Laurent Petrynka – Directeur national de l’Union nationale du sport scolaire (UNSS)

 

L’UNSS est la fédération sportive de l’Education nationale pour les collèges et les lycées et la deuxième fédération sportive la plus importante en nombre de licenciés. Pouvez-vous nous présenter ses spécificités ainsi que votre politique de développement pour amener davantage de jeunes vers la pratique sportive ?

L’UNSS obéit à un modèle atypique dans le paysage sportif et éducatif français qui résulte d’un équilibre entre liberté d’association et obligation réglementaire.
Elle est d’abord une fédération sportive « classique » régie par la loi de 1901. Elle fédère l’ensemble de ses associations appartenant aux collèges et aux lycées. Son cœur de métier est d’organiser les compétitions sportives du niveau local jusqu’au niveau international et de développer la vie associative, notamment autour du programme Vers une génération responsable.
Ensuite, elle s’organise sur la base de l’obligation à tous les niveaux. Le Ministre de l’Education nationale est le président de l’UNSS, les chefs d’établissements sont les présidents des associations et les professeurs d’EPS encadrent pour trois heures forfaitaires les activités. On parle ainsi de fédération « sui generis » s’apparentant à un service public du sport scolaire.

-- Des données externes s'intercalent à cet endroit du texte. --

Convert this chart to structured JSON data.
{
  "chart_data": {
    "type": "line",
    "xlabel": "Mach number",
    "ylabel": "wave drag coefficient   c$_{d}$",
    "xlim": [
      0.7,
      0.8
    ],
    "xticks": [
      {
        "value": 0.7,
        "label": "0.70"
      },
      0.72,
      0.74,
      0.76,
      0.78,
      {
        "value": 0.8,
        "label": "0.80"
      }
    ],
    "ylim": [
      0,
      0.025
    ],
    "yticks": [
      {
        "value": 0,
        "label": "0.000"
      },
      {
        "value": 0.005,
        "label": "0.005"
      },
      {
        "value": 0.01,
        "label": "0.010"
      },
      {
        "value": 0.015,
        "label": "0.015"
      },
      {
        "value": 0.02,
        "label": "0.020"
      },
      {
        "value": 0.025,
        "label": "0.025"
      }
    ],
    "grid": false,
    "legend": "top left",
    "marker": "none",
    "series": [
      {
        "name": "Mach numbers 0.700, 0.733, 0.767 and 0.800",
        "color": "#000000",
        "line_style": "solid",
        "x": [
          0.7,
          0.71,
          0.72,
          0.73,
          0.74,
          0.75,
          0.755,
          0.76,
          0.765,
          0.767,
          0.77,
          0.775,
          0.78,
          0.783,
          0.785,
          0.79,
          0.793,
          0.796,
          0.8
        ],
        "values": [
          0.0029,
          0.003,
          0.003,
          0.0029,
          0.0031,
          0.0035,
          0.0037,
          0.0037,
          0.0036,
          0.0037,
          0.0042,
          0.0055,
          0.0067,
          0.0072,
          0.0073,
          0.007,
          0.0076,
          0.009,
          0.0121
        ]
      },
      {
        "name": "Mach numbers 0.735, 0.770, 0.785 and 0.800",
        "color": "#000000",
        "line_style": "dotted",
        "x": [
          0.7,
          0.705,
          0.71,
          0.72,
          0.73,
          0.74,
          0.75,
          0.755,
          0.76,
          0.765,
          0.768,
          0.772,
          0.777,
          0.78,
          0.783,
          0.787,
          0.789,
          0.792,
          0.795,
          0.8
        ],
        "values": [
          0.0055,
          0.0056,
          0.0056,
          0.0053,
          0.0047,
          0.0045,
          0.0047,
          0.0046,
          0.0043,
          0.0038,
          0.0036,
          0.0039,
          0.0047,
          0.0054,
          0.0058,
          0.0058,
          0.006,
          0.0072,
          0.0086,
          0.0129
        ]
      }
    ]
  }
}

Notre politique de développement s’organise autour d’un plan baptisé A.I.R., Accessibilité, Innovation, Responsabilité (unss.org/blog/consulter-le-pndss/). Ses caractéristiques en sont les suivantes :
● une évaluation externe et objective, réalisée de manière scientifique,
● une consultation qualitative, impliquant pleinement toute les parties prenantes de l’UNSS,
● une enquête auprès des chefs d’établissements, enseignants d’EPS, parents d’élèves et élèves (licenciés ou non), avec 30 000 réponses,
● un travail de réflexion stratégique et de co-construction avec un groupe de pilotage rassemblant toutes les composantes du conseil d’administration.

Afin de mener à bien ces objectifs sur les quatre années à venir, le pilotage du plan national de développement du sport scolaire repose sur des principes fondamentaux de bonne gestion, de transparence, de dialogue à tous les échelons.
Ce plan tout comme le précédent, est avant tout un outil de mobilisation des acteurs de l’UNSS à tous les niveaux afin de construire un sport scolaire toujours plus adapté aux attentes de la jeunesse.

 

L’UNSS est singulière de par le lien qu’elle établit entre le monde du sport fédéral et celui de l’Education nationale. Pensez-vous que de nouvelles passerelles pourraient être construites entre ces deux acteurs, qui ont souvent du mal à travailler ensemble ? De quelle manière ?

L’UNSS doit d’abord être considérée comme une fédération à part entière qui organise la pratique sportive pour plus d’un million de jeunes. J’ajoute que sa principale qualité réside dans le niveau de son encadrement. La formation des professeurs d’EPS est unanimement reconnue.
Après, sa particularité du point de vue du jeune sportif, est que l’UNSS est amené à « disparaître » à la fin de la scolarité. Il est donc de notre responsabilité de construire les passerelles de l’héritage. Cela passe par davantage de collaboration autour des compétitions, des licences et des formations communes avec les fédérations. C’est sans doute l’un des défis importants pour la construction de la génération 2024.

 

Comment l’éventuel accueil des Jeux olympiques et paralympiques à Paris en 2024 pourrait-elle favoriser l’émergence de nouvelles actions d’éducation par le sport ?

C’est le sujet qui me paraît finalement le plus important autour des Jeux olympiques : l’héritage immatériel. Lorsque j’ai été reçu par le Président du CIO, nous avons évoqué la nécessité de rapprocher le monde de l’éducation (ministères notamment) et le monde sportif. Cela passe par un dialogue construit autour du respect des spécificités et cultures de chacun et la co-construction de projets éducatifs ambitieux.
L’éventuelle organisation des JO de 2024 doit nous permettre de proposer des changements plus structurels de l’organisation du sport en France, notamment à l’école. Les acteurs associatifs liés à la jeunesse doivent aussi faire preuve d’initiatives et d’inventivité car l’élan en cas de victoire sera un point d’appui pour le développement du sport en France.